Signifikat (Bezeichnetes)
Idee bzw. Vorstellung des Zeichens
Signifikant (Bezeichnendes)
Laut- bzw. Schriftbild des Zeichens
Signifikat und Signifikant stehen im wechselseitigen Bezug zueinander, kein Signifikant ohne Signifikat und andersherum
Verhältnis der beiden ist reziprok
Referent
Gegenstand in außersprachlicher Wirklichkeit, auf dass sich Zeichen bezieht
muss nicht real existieren, kann auch fiktiv sein
Benennen und erklären Sie kurz die drei Formen von Autoreferenzialität in der Literatur.
metasprachlich
Sprechen über Sprache
mateliterarisch
Sprechen über Literatur
metapoetisch
Sprehen über die (eigene) Machart
Welche Funktion kommt der Sprache im Rahmen mimetischer Vorstellungen zu?
Sprache als Instrument
> hat “dienende” Funktion
dient als Medium und das Wort fungiert als Zeichen
soll nur Inhalt wiedergeben
Sprache als Ornament
nur schmückende Funktion
= logozentrischer Sprachbegriff
> ist instrumental-ornamental
Grenzen Sie die Funktion von Sprache in mimetischer und materialästhetischer Literatur voneinander ab.
Erläutern Sie, was man unter dem Begriff ‚Form/Inhalt-Dichotomie‘ versteht und was diese Dichotomie in Bezug auf die Verwendung von Sprache impliziert.
= Zweiteilung zwischen Form und Inhalt eines lit.
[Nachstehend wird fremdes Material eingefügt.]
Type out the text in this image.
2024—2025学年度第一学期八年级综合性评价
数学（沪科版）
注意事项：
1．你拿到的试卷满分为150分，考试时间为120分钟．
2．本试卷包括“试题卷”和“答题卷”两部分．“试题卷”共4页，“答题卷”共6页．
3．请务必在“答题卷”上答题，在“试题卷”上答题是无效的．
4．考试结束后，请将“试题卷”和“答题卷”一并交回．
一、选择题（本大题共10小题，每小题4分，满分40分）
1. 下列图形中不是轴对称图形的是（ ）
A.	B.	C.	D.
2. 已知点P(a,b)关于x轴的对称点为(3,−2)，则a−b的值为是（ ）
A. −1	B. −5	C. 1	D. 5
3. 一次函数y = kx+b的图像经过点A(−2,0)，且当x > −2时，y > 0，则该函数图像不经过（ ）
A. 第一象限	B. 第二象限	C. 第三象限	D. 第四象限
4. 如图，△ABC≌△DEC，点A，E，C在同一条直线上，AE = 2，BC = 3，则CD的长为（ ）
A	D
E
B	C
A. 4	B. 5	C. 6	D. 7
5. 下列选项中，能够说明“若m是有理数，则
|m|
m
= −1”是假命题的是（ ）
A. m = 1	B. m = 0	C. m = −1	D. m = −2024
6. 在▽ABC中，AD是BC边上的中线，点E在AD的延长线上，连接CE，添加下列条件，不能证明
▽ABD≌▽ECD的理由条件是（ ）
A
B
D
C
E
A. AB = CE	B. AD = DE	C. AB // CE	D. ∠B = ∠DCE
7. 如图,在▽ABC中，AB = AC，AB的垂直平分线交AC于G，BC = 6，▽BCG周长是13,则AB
Textes
impliziert instrumentellen-ornamentalen Sprachbegriff, da er davon ausgeht, dass der Sprache nur eine schmückende bzw. dienende Funktion zukommt
sie ist dem Inhalt untergeordnet
Erläutern Sie den Begriff ‚eigengesetzlich-sinnerzeugend‘.
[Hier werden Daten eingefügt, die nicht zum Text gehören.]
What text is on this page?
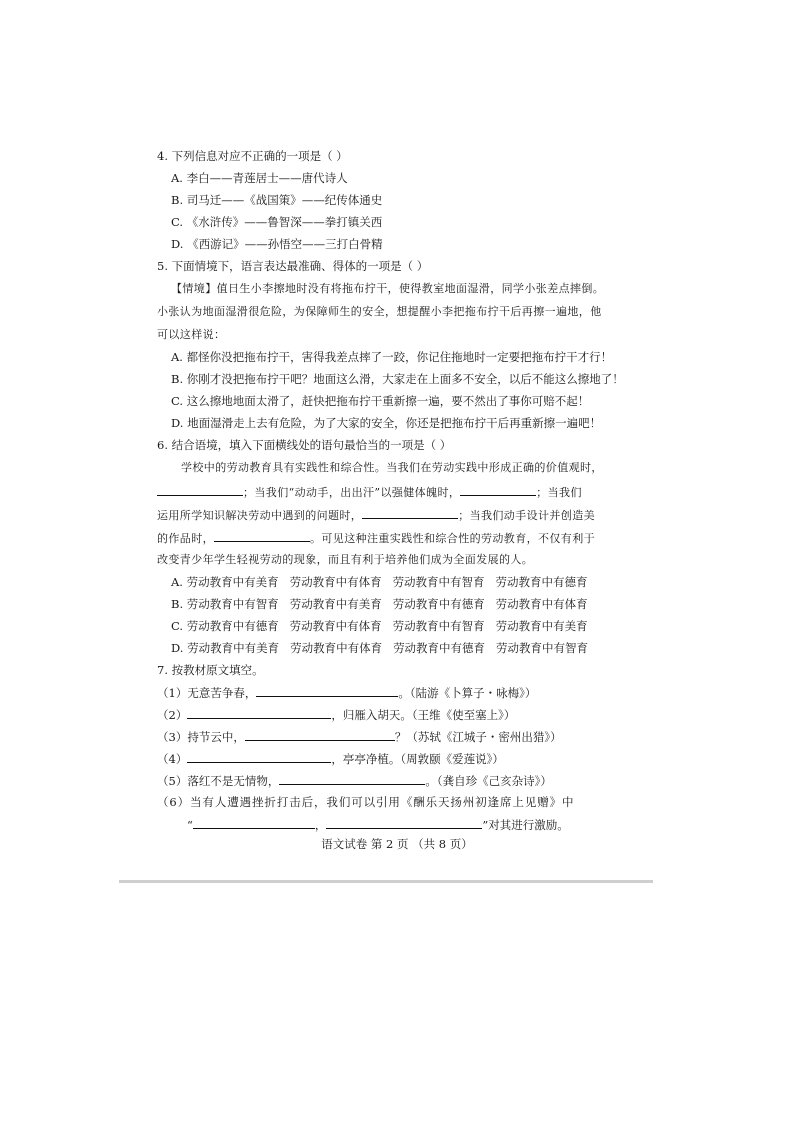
4. 下列信息对应不正确的一项是（ ）
A. 李白——青莲居士——唐代诗人
B. 司马迁——《战国策》——纪传体通史
C. 《水浒传》——鲁智深——拳打镇关西
D. 《西游记》——孙悟空——三打白骨精
5. 下面情境下，语言表达最准确、得体的一项是（ ）
【情境】值日生小李擦地时没有将拖布拧干，使得教室地面湿滑，同学小张差点摔倒。
小张认为地面湿滑很危险，为保障师生的安全，想提醒小李把拖布拧干后再擦一遍地，他
可以这样说：
A. 都怪你没把拖布拧干，害得我差点摔了一跤，你记住拖地时一定要把拖布拧干才行！
B. 你刚才没把拖布拧干吧？地面这么滑，大家走在上面多不安全，以后不能这么擦地了！
C. 这么擦地地面太滑了，赶快把拖布拧干重新擦一遍，要不然出了事你可赔不起！
D. 地面湿滑走上去有危险，为了大家的安全，你还是把拖布拧干后再重新擦一遍吧！
6. 结合语境，填入下面横线处的语句最恰当的一项是（ ）
学校中的劳动教育具有实践性和综合性。当我们在劳动实践中形成正确的价值观时，
；当我们“动动手，出出汗”以强健体魄时，	；当我们
运用所学知识解决劳动中遇到的问题时，	；当我们动手设计并创造美
的作品时，	。可见这种注重实践性和综合性的劳动教育，不仅有利于
改变青少年学生轻视劳动的现象，而且有利于培养他们成为全面发展的人。
A. 劳动教育中有美育 劳动教育中有体育 劳动教育中有智育 劳动教育中有德育
B. 劳动教育中有智育 劳动教育中有美育 劳动教育中有德育 劳动教育中有体育
C. 劳动教育中有德育 劳动教育中有体育 劳动教育中有智育 劳动教育中有美育
D. 劳动教育中有美育 劳动教育中有体育 劳动教育中有德育 劳动教育中有智育
7. 按教材原文填空。
（1）无意苦争春，	。（陆游《卜算子・咏梅》）
（2）	，归雁入胡天。（王维《使至塞上》）
（3）持节云中，	？（苏轼《江城子・密州出猎》）
（4）	，亭亭净植。（周敦颐《爱莲说》）
（5）落红不是无情物，	。（龚自珍《己亥杂诗》）
（6）当有人遭遇挫折打击后，我们可以引用《酬乐天扬州初逢席上见赠》中
“	，	”对其进行激励。
语文试卷 第 2 页 （共 8 页）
Sprache ist eigengesetzlich-sinnerzeugend
Struktur der Sprache gibt unterschiedliche Deutungen vor
steht dem logozentrischen Sprachbegriff entgegen
Sprache hat nicht nur eine dienende oder schmückende Funktion
Erläutern Sie, inwiefern man im Kontext mimetischer Vorstellungen von Literatur von einem präexistierenden Sinn ausgeht, der auch als sog. ‚Autorintention‘ bezeichnet wird.
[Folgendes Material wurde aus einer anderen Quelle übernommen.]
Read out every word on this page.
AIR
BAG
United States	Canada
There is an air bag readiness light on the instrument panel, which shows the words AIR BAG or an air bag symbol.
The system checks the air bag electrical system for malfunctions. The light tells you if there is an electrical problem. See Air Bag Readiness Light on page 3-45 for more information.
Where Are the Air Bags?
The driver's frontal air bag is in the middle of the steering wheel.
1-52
Bei der mimetischen Literatur wird davon ausgegangen, dass Autor einen (nur diesen einen) Sinn hinter seinem literarischen Text hat. Dieser Sinn ist präexestierend, also steht bereits vor dem Beginn des Schreiben fest.
Welche für die Literaturwissenschaft bedeutsame Metapher wurde von Roland Barthes geprägt? Erläutern Sie das mit dieser Metapher gefasste Konzept.
Tod des Autors
Kritik an der literaturwissenschaftlichen Ideologie : starke Fixierung auf den Autor
nicht die Literatur als solche steht im Fokus, sondern der Autor
Idee : Autor erzählt immer über sich selbst → dem ist aber nicht so : „Ich“ ist nie der Autor
Alternative Idee → Autor : der 1. Leser seines Textes und schreibendes Subjek
Nennen Sie die für den Bereich der mimetischen Literatur möglichen Autorkonzeptionen.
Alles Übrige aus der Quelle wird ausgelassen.